Wu: I think of the scientific method, having a hypothesis. One thing that’s difficult about a lot of interpersonal skills is that maybe the hypothesis is, “I’m unable to do that,” or, “I will feel really uncomfortable doing that.” That’s a hypothesis about capabilities. Another hypothesis is about effectiveness: “If I do this, it will be ineffective.” So, first, you have to be clear minded about capability and consequence. Then, try something different. Sometimes there are small things you can do that are a little different. Thirdly, you have to behave differently in different situations. When you’re in front of the room, people expect you to take command. That’s different from being in a group of peers. You have to develop the capabilities of being in lots of situations, and to figure out what’s right to do in each situation.

Davis: One thing that gets in the way of experimentation is that people tend to seek confirming evidence. If I think someone doesn’t like me, in a group situation, I’m not going to do anything that would disconfirm that. I would probably not say much, because my belief is they’re not going to listen to me. But it’s important to seek disconfirming evidence. That’s the way science evolves. In the laboratory courses that I’ve run in the past two or three years, where we’re collecting data, people are surprised when they seek disconfirming evidence that, in fact, the hypothesis and the beliefs they had were wrong. For example, someone thinks, “If I express my opinion, people are going to distance themselves from me.” That’s a habit that often needs to be broken. When they start to do it, people say, “That’s really smart. Say more.”

How important is it to have a mentor?

Davis: Mentors are part of the feedback process. They’re people who care, and have time to spend. People in the same company are helpful when it comes to sharing tacit and domain knowledge, as in when somebody says, “Let me tell you what happened 10 years ago that’s still part of the culture.” But sometimes it’s refreshing to talk to somebody in a completely different field. It’s important to open oneself up to asking for help. Some leaders say, “I shouldn’t ask for help. That means I’m weak.” That’s really not the case.
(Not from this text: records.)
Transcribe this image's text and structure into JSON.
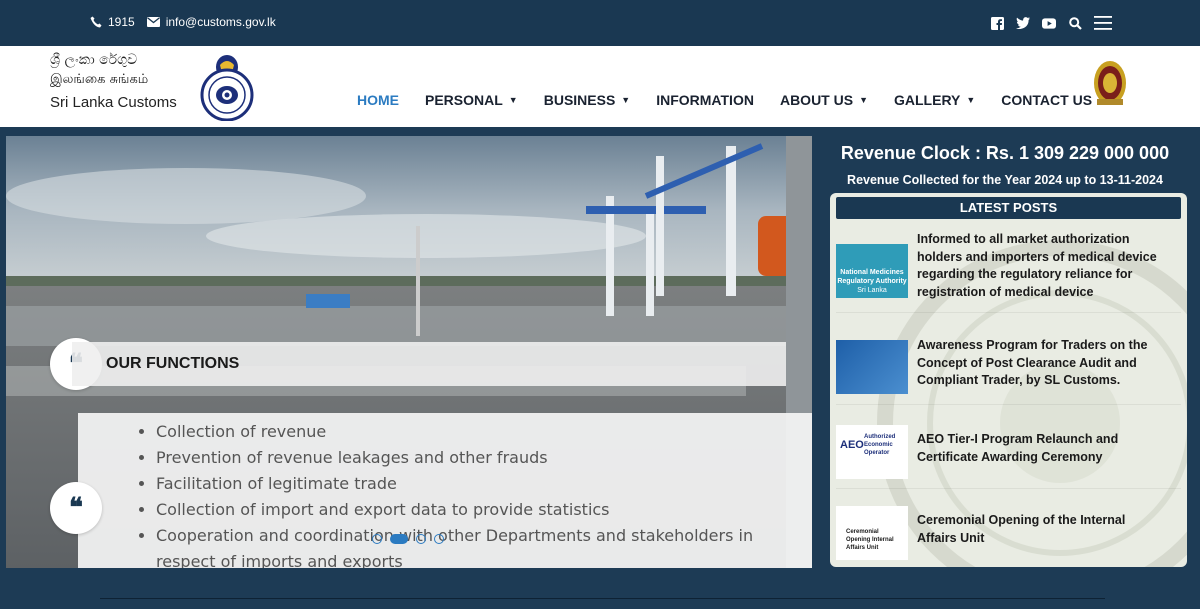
{
  "topbar": {
    "phone": "1915",
    "email": "info@customs.gov.lk",
    "social_icons": [
      "facebook-icon",
      "twitter-icon",
      "youtube-icon",
      "search-icon",
      "menu-icon"
    ]
  },
  "header": {
    "logo_line1": "ශ්‍රී ලංකා රේගුව",
    "logo_line2": "இலங்கை சுங்கம்",
    "logo_line3": "Sri Lanka Customs"
  },
  "nav": {
    "items": [
      {
        "label": "HOME",
        "active": true,
        "dropdown": false
      },
      {
        "label": "PERSONAL",
        "active": false,
        "dropdown": true
      },
      {
        "label": "BUSINESS",
        "active": false,
        "dropdown": true
      },
      {
        "label": "INFORMATION",
        "active": false,
        "dropdown": false
      },
      {
        "label": "ABOUT US",
        "active": false,
        "dropdown": true
      },
      {
        "label": "GALLERY",
        "active": false,
        "dropdown": true
      },
      {
        "label": "CONTACT US",
        "active": false,
        "dropdown": false
      }
    ]
  },
  "slider": {
    "title": "OUR FUNCTIONS",
    "functions": [
      "Collection of revenue",
      "Prevention of revenue leakages and other frauds",
      "Facilitation of legitimate trade",
      "Collection of import and export data to provide statistics",
      "Cooperation and coordination with other Departments and stakeholders in respect of imports and exports"
    ],
    "active_slide": 2,
    "slide_count": 4
  },
  "revenue": {
    "clock": "Revenue Clock : Rs. 1 309 229 000 000",
    "subtitle": "Revenue Collected for the Year 2024 up to 13-11-2024"
  },
  "posts": {
    "heading": "LATEST POSTS",
    "items": [
      {
        "text": "Informed to all market authorization holders and importers of medical device regarding the regulatory reliance for registration of medical device",
        "thumb_caption": "National Medicines Regulatory Authority",
        "thumb_sub": "Sri Lanka"
      },
      {
        "text": "Awareness Program for Traders on the Concept of Post Clearance Audit and Compliant Trader, by SL Customs.",
        "thumb_caption": "",
        "thumb_sub": ""
      },
      {
        "text": "AEO Tier-I Program Relaunch and Certificate Awarding Ceremony",
        "thumb_caption": "Authorized Economic Operator",
        "thumb_sub": "AEO"
      },
      {
        "text": "Ceremonial Opening of the Internal Affairs Unit",
        "thumb_caption": "Ceremonial Opening Internal Affairs Unit",
        "thumb_sub": ""
      }
    ]
  },
  "colors": {
    "navy": "#1a3852",
    "accent": "#2b7bc1",
    "page_bg": "#1d3b55"
  }
}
At the same time, teachers and mentors can be helpful, but when all is said and done, leadership is a personal commitment to oneself and one’s uniqueness.

Tennant: Mentors and teachers can take you to a point, and then you have to perform. You have to try things.

Are technical skills or interpersonal skills more important for leadership?

Wu: Business is always going to be a combination of these. If you don’t understand your business and strategy, you’re unlikely to be successful. On the other hand, if you cannot get people mobilized behind what you’re trying to do, that’s not going to be effective either. The hard part is those things are often seen as two different ways of thinking, two different kinds of skills, and at times, you’ve got to do both. What makes it even harder is that good leaders have to make the assessment, “Is this mostly a vision thing, where what I have to do is understand what’s going on, or is it mostly a people thing? Or is it something where it’s people at the beginning, then the vision, or vice versa?” Being able to perform on both those dimensions is necessary.

Davis: Things get done not just because of the leader, but because the leader has created a culture and a sense of empowerment, a sense that lots of people in the organization take responsibility. That’s critical. The leader may get all the attention and the credit, but it’s to some extent the result of having inspired people, often not just intellectually but emotionally.